Unlike the last two garments I showed you, when I put on this top I sighed a definite YES.
When I went to Sewjourn recently, all four of us decided to sew our own version of the Marilla Walker Maya top. It’s been around for a few years now, and I had to admit that I had passed it over due to it’s simplicity. That was really short-sighted of me!
Because really, simple shapes are my jam. Yes I like interesting details, or fabulous fabrics, but the clothing that I feel the best in is usually quite straightforward.
From the pattern website: The Maya pattern takes its influence from my Central American mother and family. It is a kimono/cap sleeve dress or top that is designed to hang well from the shoulders and have a wide fit from the bust down, much like a traditional Guatemalan Huipil. It is intended to be playful and fun and can really showcase an amazing fabric, whether that be a bold print or luscious fibre.

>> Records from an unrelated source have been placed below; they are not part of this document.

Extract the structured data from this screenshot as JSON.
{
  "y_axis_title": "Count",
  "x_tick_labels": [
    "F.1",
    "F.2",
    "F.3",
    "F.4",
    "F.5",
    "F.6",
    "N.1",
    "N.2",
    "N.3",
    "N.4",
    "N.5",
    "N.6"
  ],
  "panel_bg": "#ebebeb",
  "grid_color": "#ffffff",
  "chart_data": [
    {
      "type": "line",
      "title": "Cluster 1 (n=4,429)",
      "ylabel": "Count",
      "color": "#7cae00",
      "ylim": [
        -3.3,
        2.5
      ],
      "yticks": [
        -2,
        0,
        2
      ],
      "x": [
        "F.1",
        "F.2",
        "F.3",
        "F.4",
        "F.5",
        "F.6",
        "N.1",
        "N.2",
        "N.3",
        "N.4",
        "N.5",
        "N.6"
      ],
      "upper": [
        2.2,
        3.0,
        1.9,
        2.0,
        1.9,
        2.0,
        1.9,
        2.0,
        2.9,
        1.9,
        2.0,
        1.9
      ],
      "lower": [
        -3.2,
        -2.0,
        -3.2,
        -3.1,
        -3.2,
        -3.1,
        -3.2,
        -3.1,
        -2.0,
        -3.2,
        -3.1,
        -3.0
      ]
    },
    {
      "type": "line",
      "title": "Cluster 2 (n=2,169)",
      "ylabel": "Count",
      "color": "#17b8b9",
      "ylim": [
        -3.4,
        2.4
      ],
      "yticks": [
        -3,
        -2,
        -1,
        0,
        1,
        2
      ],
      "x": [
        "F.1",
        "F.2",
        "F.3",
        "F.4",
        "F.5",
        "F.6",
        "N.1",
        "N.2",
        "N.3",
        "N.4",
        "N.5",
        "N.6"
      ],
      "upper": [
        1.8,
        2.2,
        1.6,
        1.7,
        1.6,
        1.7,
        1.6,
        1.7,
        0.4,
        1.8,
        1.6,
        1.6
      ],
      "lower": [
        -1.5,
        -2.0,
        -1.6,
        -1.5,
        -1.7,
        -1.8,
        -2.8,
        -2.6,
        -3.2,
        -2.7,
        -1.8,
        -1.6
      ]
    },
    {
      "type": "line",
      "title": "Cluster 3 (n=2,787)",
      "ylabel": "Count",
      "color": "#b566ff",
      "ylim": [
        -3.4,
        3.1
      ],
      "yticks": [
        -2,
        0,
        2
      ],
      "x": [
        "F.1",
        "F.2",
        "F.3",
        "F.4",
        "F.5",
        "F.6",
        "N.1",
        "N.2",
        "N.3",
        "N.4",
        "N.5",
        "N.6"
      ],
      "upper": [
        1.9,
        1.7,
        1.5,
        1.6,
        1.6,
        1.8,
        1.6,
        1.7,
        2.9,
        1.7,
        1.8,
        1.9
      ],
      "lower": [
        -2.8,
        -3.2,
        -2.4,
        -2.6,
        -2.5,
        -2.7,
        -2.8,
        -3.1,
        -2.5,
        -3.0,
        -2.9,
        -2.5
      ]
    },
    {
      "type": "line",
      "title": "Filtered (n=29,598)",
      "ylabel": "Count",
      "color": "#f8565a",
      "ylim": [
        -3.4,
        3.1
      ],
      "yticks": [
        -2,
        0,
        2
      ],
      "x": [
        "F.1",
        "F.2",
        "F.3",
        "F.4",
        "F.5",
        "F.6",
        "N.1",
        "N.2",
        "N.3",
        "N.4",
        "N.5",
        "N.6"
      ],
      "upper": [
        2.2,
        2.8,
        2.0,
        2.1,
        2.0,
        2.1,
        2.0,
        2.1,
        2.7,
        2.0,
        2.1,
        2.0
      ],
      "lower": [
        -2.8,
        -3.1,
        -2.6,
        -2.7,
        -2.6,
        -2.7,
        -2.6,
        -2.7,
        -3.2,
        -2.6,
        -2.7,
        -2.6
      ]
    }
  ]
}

Although relatively simple in design, the variations are endless and there are several lengths to choose from ranging from a cropped top to a knee length dress with a hip length top and shorter dress length in-between. Other variants include a straight or shaped hem, button or plain front as well as an option for a sash belt.
The construction is straight forward and creates a tidy finish as you work through the instructions leaving no raw edges in sight.
FABRIC SUGGESTIONS – Light to medium weight woven fabric.
I sewed size 7, which was closest to my bust measurement, but could have gone down to size 6. The fabrics are linen scraps from stash, and the choice of colours and the contrasting bottom panel were entirely depending on the size of the scraps. I really like the colour combination. The yellow linen was originally used to sew the Style Arc Lola pants I’m wearing with the top, and a brown pair that is also still in my wardrobe). I really do like working with linen. Essentially this is view A, without the front pocket, and with a curved front and back hemline. I cut the pattern at the shorten/lengthen line to divide it for colour blocking (and remembered to add seam allowances when I cut it out). The instructions have you finish the curved hem before sewing together the side seams, which is an excellent tip that gives a very nice finished result. All the topstitching is done in brown thread.
This is a look that I feel very comfortable in. It’s more ‘me’.